Dragon’s Lair was always one of those games that I heard so much about and would look at screenshots of with utter awe in my younger years, but that I never got around to actually playing. In fairness, it’s the case with a lot of coin-op classics, but there was something about Don Bluth’s adventure that just made it seem all the more distinct and unique – plus, it just so happened to look like an interactive cartoon, which was a pretty appealing point when I was kid.
Now, more than thirty years later, I’ve finally got the chance to not only play through the original Dragon’s Lair and its follow-up but also the sci-fi spin-off in Dragon’s Lair: Trilogy. Bringing all three of Don Bluth’s classic adventures to the Nintendo Switch in one neatly remastered package, it gives gamers the chance to either re-live their younger years of pummelling coins into a cabinet to see Dirk the Daring’s adventure through to its conclusion or, like myself, experience the journey for the very first time.
The name might be a little deceiving, because there aren’t actually three Dragon’s Lair games to be found in Dragon’s Lair: Trilogy – whilst it does include Dirk the Daring’s escapades against the evil wizard Mordoc in Dragon’s Lair and Dragon’s Lair II: Time Warp, the third title is actually the sci-fi adventure Space Ace. Each game offers its own little story to tell, though they typically just involve defeating some vicious foe and rescuing a damsel in distress. Got to love the 80s, right?
The similarities don’t just stop at the narratives though, but also in how each game plays. You’re essentially tasked with completing a series of QTE events as a cartoon plays out in front of you – if you’re successful at hitting the actions on time (either the control stick in the right direction or the action button), you’ll see Dirk acrobatically make his way through a series of perils. If you miss though… well… he meets one of the many possible ends that are found throughout each adventure.
It’s a simple setup and one that most gamers would be able to get into with ease, especially since QTEs are pretty common place these days. Whilst they’re not always praised by gamers though, the QTEs featured in Dragon’s Lair: Trilogy feel a bit more charming. Seeing as the gameplay mechanic wasn’t so common back in the days of Dragon’s Lair (I think this was actually their first appearance in a game), it’s a lot easier to tolerate simply mashing buttons at the right time in order to progress. It’s surprisingly challenging too, with the window of opportunity to actually hit the buttons deceivingly short – it’s always clear what button you actually need to press, but believe me, doing it on time can be tough.
Thankfully, there are multiple difficulties on offer as well as the option to continue over and over until you succeed. Whilst Dragon’s Lair was guilty of eating quarters back in the arcade days, it’s certainly a lot more forgiving in allowing gamers to see the adventure through its conclusion here. Still, there’s nothing quite like nailing a perfect run through the game, so there’ll certainly be incentive to keep at the game just to learn how to hit those QTEs perfectly.

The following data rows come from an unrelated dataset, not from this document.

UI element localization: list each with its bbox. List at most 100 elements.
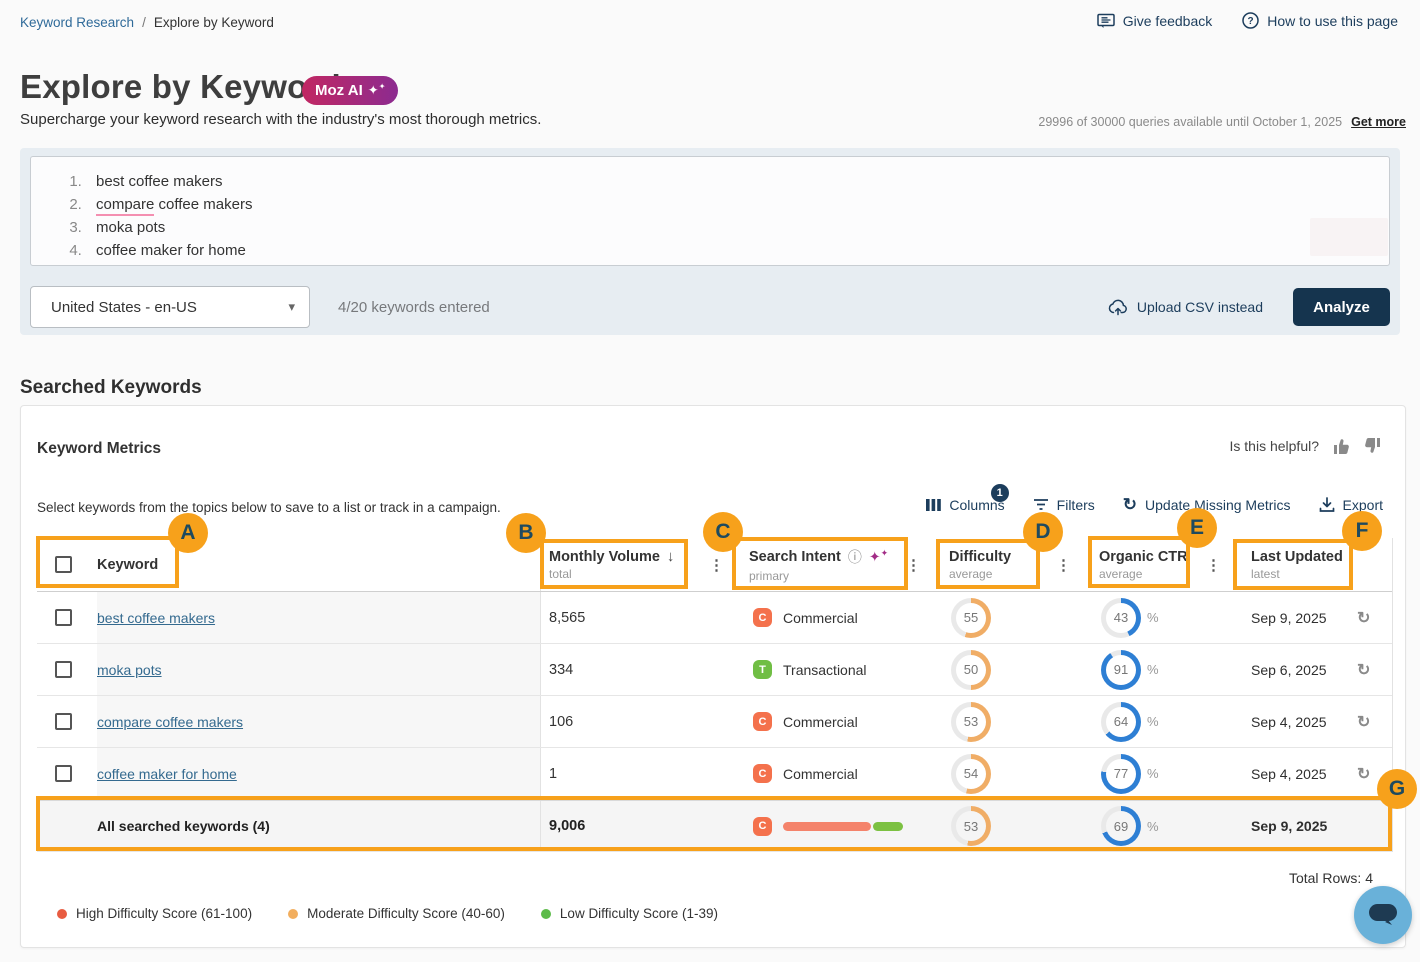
legend-dot-icon — [288, 908, 299, 919]
give-feedback-link[interactable]: Give feedback — [1097, 13, 1212, 29]
keyword-metrics-table: Keyword Monthly Volume ↓ total ⋮ Search I… — [37, 538, 1393, 852]
summary-difficulty-cell: 53 — [931, 801, 1081, 851]
column-menu-icon[interactable]: ⋮ — [906, 556, 921, 574]
row-check-cell — [37, 644, 97, 695]
header-organic-ctr[interactable]: Organic CTR average ⋮ — [1081, 538, 1231, 591]
filters-button[interactable]: Filters — [1033, 497, 1095, 513]
row-check-cell — [37, 592, 97, 643]
column-menu-icon[interactable]: ⋮ — [1206, 556, 1221, 574]
table-row: coffee maker for home 1 C Commercial 54 … — [37, 748, 1392, 800]
table-header-row: Keyword Monthly Volume ↓ total ⋮ Search I… — [37, 538, 1392, 592]
page-title: Explore by Keyword — [20, 68, 341, 105]
header-monthly-volume-label: Monthly Volume — [549, 548, 660, 565]
row-checkbox[interactable] — [55, 765, 72, 782]
row-volume-cell: 334 — [541, 644, 734, 695]
locale-select[interactable]: United States - en-US ▾ — [30, 286, 310, 328]
header-last-updated[interactable]: Last Updated latest — [1231, 538, 1393, 591]
updated-value: Sep 4, 2025 — [1251, 713, 1327, 730]
header-monthly-volume[interactable]: Monthly Volume ↓ total ⋮ — [541, 538, 734, 591]
header-difficulty-sub: average — [949, 566, 993, 581]
legend-item: High Difficulty Score (61-100) — [57, 906, 252, 921]
volume-value: 8,565 — [549, 609, 586, 626]
update-missing-metrics-label: Update Missing Metrics — [1145, 496, 1291, 513]
panel-bottom-bar: United States - en-US ▾ 4/20 keywords en… — [30, 286, 1390, 328]
export-button[interactable]: Export — [1319, 497, 1383, 513]
difficulty-donut: 53 — [951, 701, 991, 742]
row-check-cell — [37, 696, 97, 747]
svg-text:?: ? — [1248, 16, 1254, 27]
column-menu-icon[interactable]: ⋮ — [1056, 556, 1071, 574]
thumbs-down-icon[interactable] — [1363, 436, 1383, 456]
keyword-entry[interactable]: coffee maker for home — [86, 239, 1389, 262]
summary-ctr-value: 69 — [1113, 818, 1129, 834]
intent-bar-commercial — [783, 821, 871, 831]
keyword-link[interactable]: compare coffee makers — [97, 713, 244, 730]
keyword-entry[interactable]: compare coffee makers — [86, 193, 1389, 216]
chat-bubble-icon — [1368, 903, 1398, 927]
row-checkbox[interactable] — [55, 661, 72, 678]
intent-label: Commercial — [783, 713, 858, 730]
keyword-link[interactable]: coffee maker for home — [97, 765, 237, 782]
row-checkbox[interactable] — [55, 609, 72, 626]
columns-button[interactable]: Columns 1 — [926, 483, 1009, 513]
keyword-entry[interactable]: best coffee makers — [86, 170, 1389, 193]
header-last-updated-label: Last Updated — [1251, 548, 1343, 565]
refresh-icon[interactable]: ↻ — [1357, 609, 1371, 627]
how-to-use-label: How to use this page — [1267, 12, 1398, 29]
helpful-prompt: Is this helpful? — [1229, 438, 1320, 454]
chat-launcher-button[interactable] — [1354, 886, 1412, 944]
card-description: Select keywords from the topics below to… — [37, 500, 501, 515]
difficulty-legend: High Difficulty Score (61-100) Moderate D… — [57, 906, 718, 921]
filter-icon — [1033, 498, 1049, 511]
difficulty-value: 53 — [963, 714, 979, 729]
row-updated-cell: Sep 4, 2025 ↻ — [1231, 748, 1393, 799]
summary-check-cell — [37, 801, 97, 851]
feedback-icon — [1097, 13, 1115, 29]
help-icon: ? — [1242, 12, 1259, 29]
volume-value: 1 — [549, 765, 558, 782]
header-organic-ctr-sub: average — [1099, 566, 1143, 581]
header-search-intent[interactable]: Search Intent ⓘ ✦✦ primary ⋮ — [734, 538, 931, 591]
update-missing-metrics-button[interactable]: ↻ Update Missing Metrics — [1123, 496, 1291, 513]
summary-difficulty-donut: 53 — [951, 806, 991, 846]
header-difficulty[interactable]: Difficulty average ⋮ — [931, 538, 1081, 591]
analyze-button[interactable]: Analyze — [1293, 288, 1390, 326]
sort-descending-icon[interactable]: ↓ — [666, 548, 675, 565]
quota-bar: 29996 of 30000 queries available until O… — [1038, 115, 1406, 129]
intent-bar-transactional — [873, 821, 903, 831]
how-to-use-link[interactable]: ? How to use this page — [1242, 12, 1398, 29]
header-difficulty-label: Difficulty — [949, 548, 1012, 565]
get-more-link[interactable]: Get more — [1351, 115, 1406, 129]
download-icon — [1319, 496, 1335, 513]
moz-ai-badge-label: Moz AI — [315, 82, 363, 99]
refresh-icon[interactable]: ↻ — [1357, 713, 1371, 731]
breadcrumb-current: Explore by Keyword — [153, 15, 274, 30]
ctr-value: 91 — [1113, 662, 1129, 677]
percent-suffix: % — [1147, 662, 1159, 677]
upload-csv-button[interactable]: Upload CSV instead — [1108, 299, 1263, 316]
thumbs-up-icon[interactable] — [1331, 436, 1351, 456]
keyword-entry[interactable]: moka pots — [86, 216, 1389, 239]
summary-difficulty-value: 53 — [963, 818, 979, 834]
row-checkbox[interactable] — [55, 713, 72, 730]
ctr-donut: 77 — [1101, 753, 1141, 794]
table-row: best coffee makers 8,565 C Commercial 55… — [37, 592, 1392, 644]
select-all-checkbox[interactable] — [55, 556, 72, 573]
total-rows: Total Rows: 4 — [1288, 870, 1373, 886]
ctr-donut: 64 — [1101, 701, 1141, 742]
header-keyword[interactable]: Keyword — [97, 538, 541, 591]
keyword-link[interactable]: moka pots — [97, 661, 162, 678]
summary-row: All searched keywords (4) 9,006 C 53 69 — [37, 800, 1392, 852]
keyword-textarea[interactable]: best coffee makerscompare coffee makersm… — [30, 156, 1390, 266]
refresh-icon[interactable]: ↻ — [1357, 661, 1371, 679]
locale-select-value: United States - en-US — [51, 298, 197, 316]
refresh-icon[interactable]: ↻ — [1357, 765, 1371, 783]
percent-suffix: % — [1147, 610, 1159, 625]
legend-label: Moderate Difficulty Score (40-60) — [307, 906, 505, 921]
breadcrumb-link-keyword-research[interactable]: Keyword Research — [20, 15, 135, 30]
volume-value: 106 — [549, 713, 574, 730]
column-menu-icon[interactable]: ⋮ — [709, 556, 724, 574]
info-icon[interactable]: ⓘ — [847, 548, 862, 565]
keyword-link[interactable]: best coffee makers — [97, 609, 216, 626]
table-toolbar: Columns 1 Filters ↻ Update Missing Metri… — [926, 483, 1383, 513]
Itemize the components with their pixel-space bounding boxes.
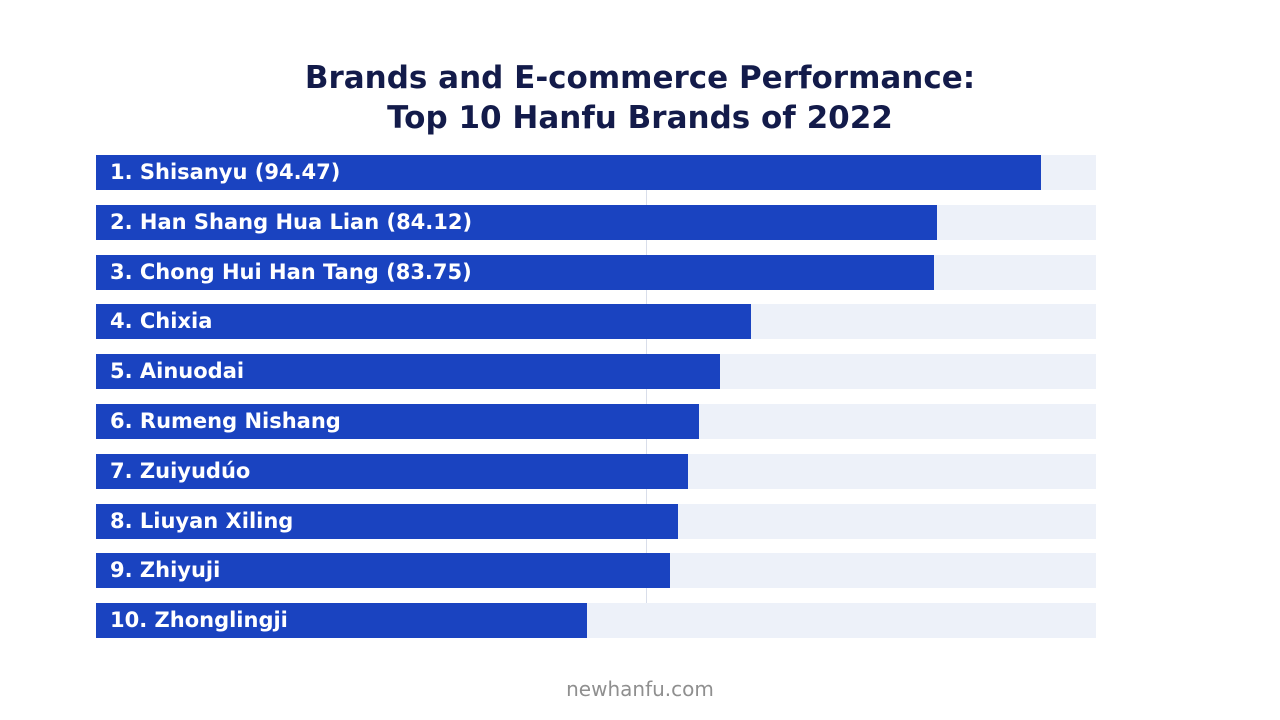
bar [96, 553, 670, 588]
bar [96, 205, 937, 240]
chart-title: Brands and E-commerce Performance: Top 1… [0, 58, 1280, 138]
bar-chart: 1. Shisanyu (94.47) 2. Han Shang Hua Lian… [96, 155, 1096, 638]
chart-title-line-1: Brands and E-commerce Performance: [304, 60, 976, 96]
bar [96, 155, 1041, 190]
bar-label: 8. Liuyan Xiling [110, 509, 294, 533]
bar-label: 6. Rumeng Nishang [110, 409, 341, 433]
gridline [646, 155, 647, 637]
bar-label: 7. Zuiyudúo [110, 459, 251, 483]
bar-label: 2. Han Shang Hua Lian (84.12) [110, 210, 473, 234]
bar [96, 454, 688, 489]
chart-title-line-2: Top 10 Hanfu Brands of 2022 [387, 100, 893, 136]
bar-label: 4. Chixia [110, 309, 213, 333]
bar [96, 255, 934, 290]
bar-label: 3. Chong Hui Han Tang (83.75) [110, 260, 472, 284]
bar-label: 9. Zhiyuji [110, 558, 221, 582]
bar-label: 5. Ainuodai [110, 359, 245, 383]
footer-watermark: newhanfu.com [566, 677, 714, 701]
bar [96, 504, 678, 539]
bar [96, 304, 751, 339]
bar [96, 603, 587, 638]
bar [96, 354, 720, 389]
bar [96, 404, 699, 439]
bar-label: 10. Zhonglingji [110, 608, 288, 632]
bar-label: 1. Shisanyu (94.47) [110, 160, 341, 184]
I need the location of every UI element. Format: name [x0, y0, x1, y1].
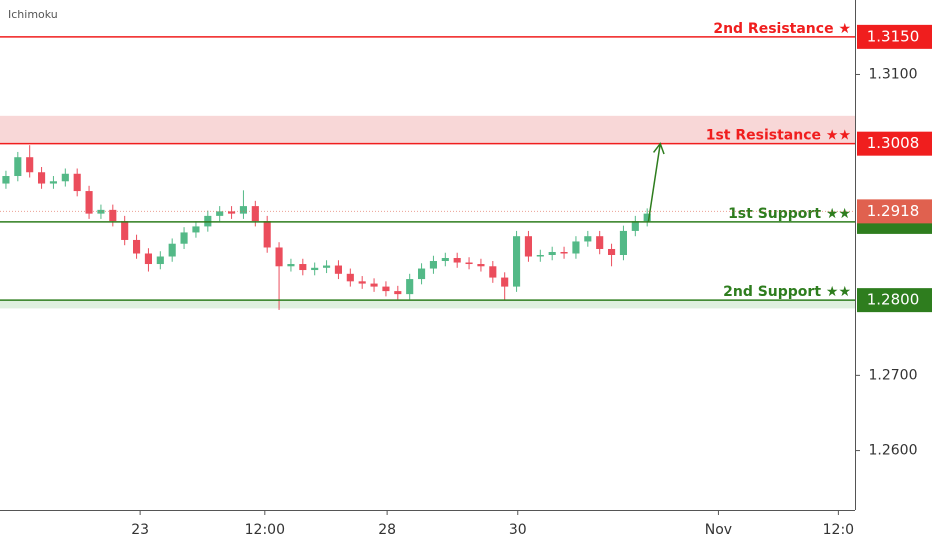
level-name: 2nd Resistance ★	[713, 21, 851, 37]
x-tick-label: Nov	[705, 522, 732, 538]
candle-body	[584, 236, 592, 242]
candle-body	[299, 264, 307, 271]
candle-body	[109, 209, 117, 222]
candle-body	[643, 213, 651, 222]
candle-body	[489, 266, 497, 278]
candle-body	[465, 262, 473, 265]
candle-body	[370, 283, 378, 287]
candle-body	[204, 215, 212, 227]
candle-body	[477, 264, 485, 267]
candle-body	[251, 206, 259, 222]
level-name: 1st Resistance ★★	[706, 128, 851, 144]
x-tick-label: 12:0	[823, 522, 854, 538]
candle-body	[418, 268, 426, 280]
candle-body	[38, 172, 46, 184]
candle-body	[596, 236, 604, 249]
candle-body	[275, 247, 283, 267]
candle-body	[513, 236, 521, 287]
candle-body	[192, 226, 200, 233]
candle-body	[121, 221, 129, 240]
candle-body	[168, 243, 176, 257]
candle-body	[97, 209, 105, 214]
candle-body	[394, 291, 402, 295]
candle-body	[2, 176, 10, 184]
candle-body	[536, 255, 544, 257]
candle-body	[287, 264, 295, 267]
candle-body	[311, 267, 319, 271]
indicator-label: Ichimoku	[8, 8, 58, 21]
candle-body	[453, 258, 461, 263]
y-tick-label: 1.2600	[869, 443, 918, 459]
x-tick-label: 12:00	[245, 522, 285, 538]
candle-body	[429, 261, 437, 269]
candle-body	[144, 253, 152, 265]
candle-body	[334, 265, 342, 274]
candle-body	[619, 230, 627, 255]
candle-body	[560, 251, 568, 254]
candle-body	[133, 239, 141, 254]
candle-body	[346, 273, 354, 282]
candle-body	[524, 236, 532, 257]
candle-body	[631, 221, 639, 231]
candle-body	[548, 251, 556, 255]
candle-body	[406, 279, 414, 295]
candle-body	[608, 248, 616, 255]
candle-body	[14, 157, 22, 177]
y-tick-label: 1.3100	[869, 66, 918, 82]
candle-body	[441, 258, 449, 262]
candle-body	[156, 256, 164, 265]
level-tag-label: 1.3150	[867, 27, 920, 45]
candle-body	[26, 157, 34, 173]
last-price-tag	[857, 199, 932, 224]
last-price-label: 1.2918	[867, 202, 920, 220]
candle-body	[180, 232, 188, 244]
arrow-head	[652, 142, 665, 155]
zone	[0, 300, 855, 309]
candle-body	[263, 221, 271, 248]
level-tag	[857, 288, 932, 313]
level-name: 2nd Support ★★	[723, 284, 851, 300]
candle-body	[73, 173, 81, 192]
level-tag	[857, 131, 932, 156]
level-tag-label: 1.3008	[867, 134, 920, 152]
x-tick-label: 23	[131, 522, 149, 538]
candle-body	[358, 281, 366, 284]
y-tick-label: 1.2700	[869, 367, 918, 383]
arrow-shaft	[647, 143, 661, 223]
candle-body	[49, 181, 57, 184]
candle-body	[61, 173, 69, 182]
candle-body	[239, 206, 247, 214]
level-name: 1st Support ★★	[728, 206, 851, 222]
candle-body	[572, 241, 580, 254]
candle-body	[228, 211, 236, 214]
candle-body	[85, 191, 93, 214]
zone	[0, 115, 855, 144]
candle-body	[216, 211, 224, 216]
candle-body	[382, 286, 390, 292]
level-tag-label: 1.2800	[867, 291, 920, 309]
x-tick-label: 30	[509, 522, 527, 538]
x-tick-label: 28	[378, 522, 396, 538]
level-tag	[857, 24, 932, 49]
candle-body	[323, 265, 331, 268]
candle-body	[501, 277, 509, 287]
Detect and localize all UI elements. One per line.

Of course, the games themselves only last around fifteen to thirty minutes each depending on how successful you are, so there’s not a whole lot to get through with them if you don’t decide to play each adventure again. There are a bunch of extras to check out too though, so it does feel like a substantial package – those who’re here for the games alone might find the experience is over quickly though.
I’d be remiss not to mention Dragon’s Lair: Trilogy’s visuals, which still manage to hold up well today. Don’t get me wrong, you can tell the animation has come straight from the 80s and there’s not the kind of detail you’d expect to see in more modern cartoons, but it has this undeniable charm to it all that managed to impress me throughout each of the three adventures. They’re creative and fun, whilst seeing all the ways that Dirk can perish brought a smile to my face on more than a few occasions. All of the visuals have been remastered to take advantage of modern technology too, so they’ll look a hell of a lot better than they did when you might’ve played the games originally.